Что-то в нем было, в Олеге этом. Взгляд, наверное. Он не отводил глаз, меня такое всегда притягивает.
– Ну почему же, непонятно. Я уже знаю, что ты журналист, ты взрослая, вполне хороша собой, да и с чувством юмора все нормально. Этого достаточно, чтобы захотеть скоротать как минимум вечер в твоей компании.
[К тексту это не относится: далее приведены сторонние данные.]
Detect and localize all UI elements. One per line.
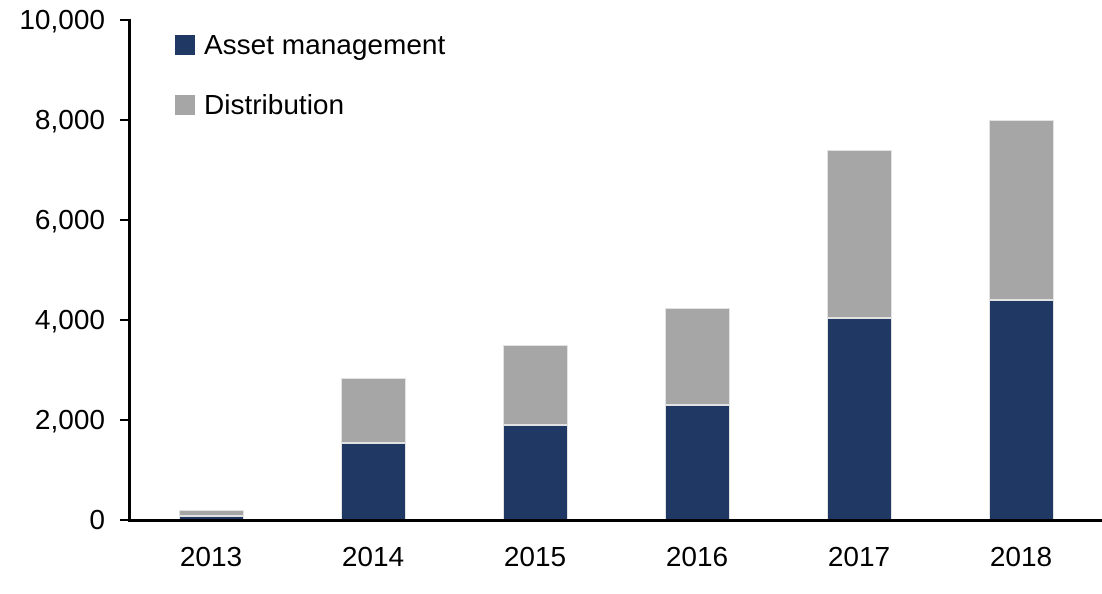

– А что достаточно знать, чтобы захотеть скоротать как минимум вечер в твоей? – Я выпустила тонкую струйку дыма ему в лицо. Не очень вежливо. Он не отодвинулся. – Пока я знаю, что ты взрослый, носишь дорогой свитер, и то ли у тебя самого взрывной характер, то ли ты не очень разборчив в связях и женился на истеричке. Зависит от того, она ли выгнала тебя из дома или ты сорвался с места и гордо убежал в ночь заливать раны глинтвейном и играть в байронического героя.
– Все не так, – улыбка у него была обезоруживающая. – Она высказала про подарок, я немного обиделся, но постарался не подать вида, потом мы вместе посмотрели «Алису в Стране чудес», и она пошла спать, а я решил прогуляться.
– Идиллия, – присвистнула я. – Ладно, давай, и правда, куда-нибудь сходим. На чем мой номер записать?
Он
3 января
Я люблю придумывать людям жизни. У меня получается лучше, чем у них самих. Это моя тайная игра. Я придумываю новые жизни знакомым и незнакомым. Например, дебелой серолицей женщине, усевшейся напротив меня в вагоне метро.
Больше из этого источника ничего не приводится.